Discover how Asheville artist Christopher Holt blends social consciousness and reverence for nature in his frescoes and murals, creating powerful works that honor humanity and history.
By Brandon Rosas
Social consciousness and a reverence for nature inform the paintings of Christopher Holt (b. 1977), who makes his home in Asheville, North Carolina. “For me as an artist, creating is about respect, honor, and finding beauty,” he explains. “Sharing and seeing people for who they are lifts us out of the moment.”
Holt’s childhood love of drawing led him to the art department of the University of North Carolina at Chapel Hill, where he was mentored by Cree artist Kimowan Metchewais. After graduating, he traveled throughout Central America and Mexico, visiting ancient sites like Chichén Itzá and discovering the frescoes of Diego Rivera.
Upon returning to Asheville, Holt joined the renowned fresco artist Benjamin Franklin Long IV at his newly founded art school in the Blue Ridge Mountains. Over the next decade, Holt served the school in roles ranging from janitor to executive director while assisting on Long’s murals. “I absolutely love fresco,” he declares. “I love it for the teamwork it involves, for the way it affects everyone around it, and for how it connects us to those first artists who decided to leave their mark so many thousands of years ago.”
The closure of Long’s school led Holt to open his own studio, where he now creates works for both private collections and public enjoyment. In 2019, he led a team to complete a fresco picturing the Beatitudes as modeled by members of Asheville’s Haywood Street Church — many of whom have experienced poverty, addiction, and mental illness. This yearlong project was chronicled in the documentary “Theirs Is the Kingdom,” which aired on PBS and is now streaming on Amazon Prime Video.
More recently, Holt was chosen to create a mural for the Greg Poole, Jr. All Faiths Chapel at Dorothea Dix Park to honor the complex cultural history of this site in Raleigh, North Carolina’s capital. Above the doorway to the sanctuary roosts “Bird of Humanity,” Holt’s winged figure inspired by a sculpture from the ancient city of Persepolis and by the photographs of Hugh Mangum (1877–1922), who documented daily life in the South as experienced by both black and white people.
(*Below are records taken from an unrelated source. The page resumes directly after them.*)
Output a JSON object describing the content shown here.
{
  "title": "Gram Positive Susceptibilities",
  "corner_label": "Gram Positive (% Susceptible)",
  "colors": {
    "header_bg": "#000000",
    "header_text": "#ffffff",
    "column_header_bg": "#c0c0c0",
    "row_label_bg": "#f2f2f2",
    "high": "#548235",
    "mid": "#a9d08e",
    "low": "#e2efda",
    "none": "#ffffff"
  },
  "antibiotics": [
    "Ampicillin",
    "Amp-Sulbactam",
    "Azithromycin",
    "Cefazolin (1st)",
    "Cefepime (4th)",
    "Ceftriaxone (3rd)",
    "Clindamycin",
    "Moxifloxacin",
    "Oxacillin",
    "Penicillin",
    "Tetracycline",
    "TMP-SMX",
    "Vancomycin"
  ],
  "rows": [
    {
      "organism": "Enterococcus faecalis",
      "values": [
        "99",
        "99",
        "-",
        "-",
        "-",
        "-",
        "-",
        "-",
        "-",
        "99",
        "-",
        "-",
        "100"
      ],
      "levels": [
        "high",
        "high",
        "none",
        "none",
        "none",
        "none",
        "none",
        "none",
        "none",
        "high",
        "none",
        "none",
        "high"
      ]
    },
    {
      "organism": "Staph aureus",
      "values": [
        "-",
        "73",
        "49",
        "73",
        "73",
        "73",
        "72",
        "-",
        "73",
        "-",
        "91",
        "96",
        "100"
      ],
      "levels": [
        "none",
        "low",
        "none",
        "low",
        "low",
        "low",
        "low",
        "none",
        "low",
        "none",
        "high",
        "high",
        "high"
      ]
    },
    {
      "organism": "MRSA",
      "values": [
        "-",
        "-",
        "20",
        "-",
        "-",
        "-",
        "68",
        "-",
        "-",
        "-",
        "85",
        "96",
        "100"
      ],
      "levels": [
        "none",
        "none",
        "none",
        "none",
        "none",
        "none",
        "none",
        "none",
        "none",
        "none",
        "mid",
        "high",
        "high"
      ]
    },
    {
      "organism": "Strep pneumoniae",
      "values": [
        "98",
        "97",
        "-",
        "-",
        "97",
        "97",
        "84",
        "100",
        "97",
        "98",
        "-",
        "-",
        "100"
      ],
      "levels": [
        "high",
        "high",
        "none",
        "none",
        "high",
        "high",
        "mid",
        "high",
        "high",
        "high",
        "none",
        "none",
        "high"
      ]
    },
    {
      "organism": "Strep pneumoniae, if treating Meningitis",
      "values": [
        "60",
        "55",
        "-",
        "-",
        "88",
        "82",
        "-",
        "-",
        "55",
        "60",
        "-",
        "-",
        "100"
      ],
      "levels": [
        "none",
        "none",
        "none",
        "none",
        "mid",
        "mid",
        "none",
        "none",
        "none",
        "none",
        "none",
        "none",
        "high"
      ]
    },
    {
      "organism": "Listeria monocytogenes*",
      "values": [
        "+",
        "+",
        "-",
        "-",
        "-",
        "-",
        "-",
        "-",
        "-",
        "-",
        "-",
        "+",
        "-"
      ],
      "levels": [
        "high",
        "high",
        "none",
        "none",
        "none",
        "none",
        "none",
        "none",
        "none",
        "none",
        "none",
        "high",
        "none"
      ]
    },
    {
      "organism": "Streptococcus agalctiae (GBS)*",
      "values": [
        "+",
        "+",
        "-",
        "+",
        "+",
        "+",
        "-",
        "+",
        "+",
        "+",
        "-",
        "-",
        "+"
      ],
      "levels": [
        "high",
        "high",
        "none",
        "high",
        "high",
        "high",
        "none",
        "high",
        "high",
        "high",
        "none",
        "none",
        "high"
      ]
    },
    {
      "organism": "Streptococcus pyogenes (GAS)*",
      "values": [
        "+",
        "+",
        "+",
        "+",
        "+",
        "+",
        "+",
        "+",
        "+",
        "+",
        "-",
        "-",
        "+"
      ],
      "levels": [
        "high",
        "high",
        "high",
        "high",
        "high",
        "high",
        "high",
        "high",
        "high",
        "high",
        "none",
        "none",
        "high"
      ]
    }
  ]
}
“The fact that Mangum’s work was almost lost to history before being found to inspire the future has become a metaphor for Dix Park; this was once Native land, then a plantation and a psychiatric hospital, and now is a public park for all,” says Holt. “These two inspirations came together to create a new image of strength and welcome — a soul looking back at us, carrying us into a hopeful future together. We are the key to the ‘Bird of Humanity’ soaring.”